American institutions are not immune to the assault. One of the nation’s most revered services, the USPS, formulated by the framers of the constitution as a vehicle to strengthen ties between the states, has been undermined by Trump as he seeks to tilt the election in his favor. A Trump shill ordered work hours cut and automation diminished so that mail delivery slowed in advance of the November election. In addition, the once-proud internationally revered C.D.C. sought to formulate a defense to the rapidly spreading Covid-19 pandemic only to have its message muddied by the White House, even as the death toll passed 150,000 lives. Trump looked around and said, “This is good.”

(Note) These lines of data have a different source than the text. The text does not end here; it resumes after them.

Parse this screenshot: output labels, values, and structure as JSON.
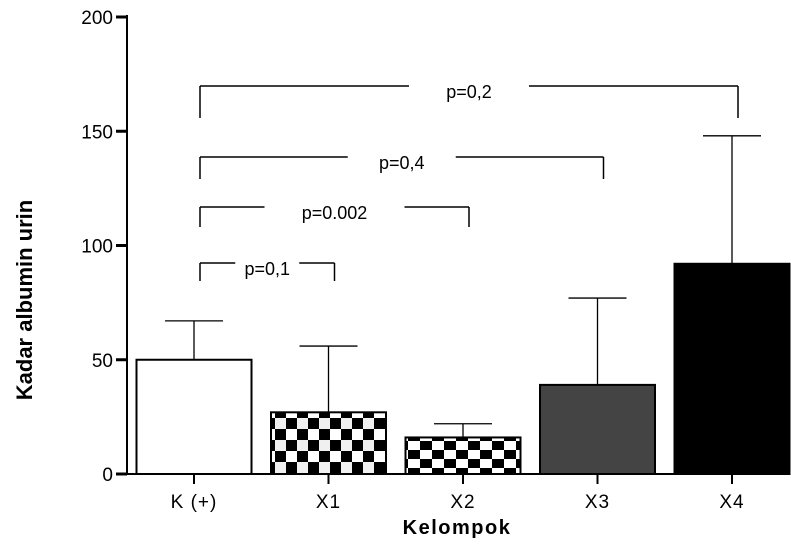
{
  "chart_data": {
    "type": "bar",
    "xlabel": "Kelompok",
    "ylabel": "Kadar albumin urin",
    "ylim": [
      0,
      200
    ],
    "yticks": [
      0,
      50,
      100,
      150,
      200
    ],
    "categories": [
      "K (+)",
      "X1",
      "X2",
      "X3",
      "X4"
    ],
    "values": [
      50,
      27,
      16,
      39,
      92
    ],
    "errors": [
      17,
      29,
      6,
      38,
      56
    ],
    "bar_styles": [
      "white",
      "checker",
      "checker-dense",
      "gray",
      "black"
    ],
    "colors": {
      "gray": "#444444",
      "black": "#000000",
      "white": "#ffffff"
    },
    "comparisons": [
      {
        "label": "p=0,1",
        "from": 0,
        "to": 1
      },
      {
        "label": "p=0.002",
        "from": 0,
        "to": 2
      },
      {
        "label": "p=0,4",
        "from": 0,
        "to": 3
      },
      {
        "label": "p=0,2",
        "from": 0,
        "to": 4
      }
    ]
  }
}
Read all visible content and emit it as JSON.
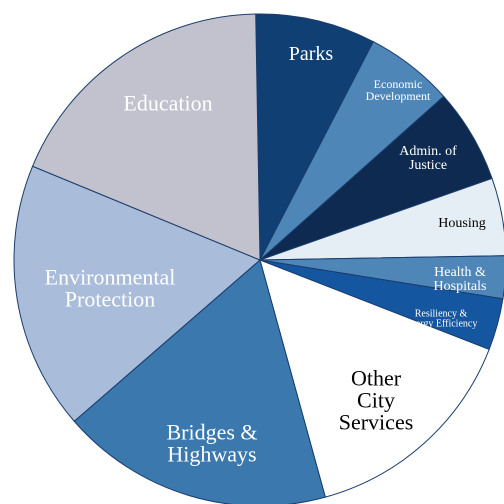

During the past four years of his administration, Trump has continually denied collusion with the Russians in the run up to the 2016 presidential election. Recently, a G.O.P.-led Senate panel detailed Russian involvement in that election and delivered a bipartisan Senate imprimatur for an extraordinary set of facts: The Russian government disrupted an American election to help Mr. Trump become president, Russian intelligence services viewed members of the Trump campaign as easily manipulated, and some of Mr. Trump’s advisers were eager for the help from an American adversary. Such sordid goings-on when presented to him four years ago pleased him to which he said, “This is good.”
This is in Bas-Relief to the conviction and execution of Americans Julius and Ethel Rosenberg for Russian spying in 1950s. The United States maintained such high ideals then.
It’s time to look around and see this is not good.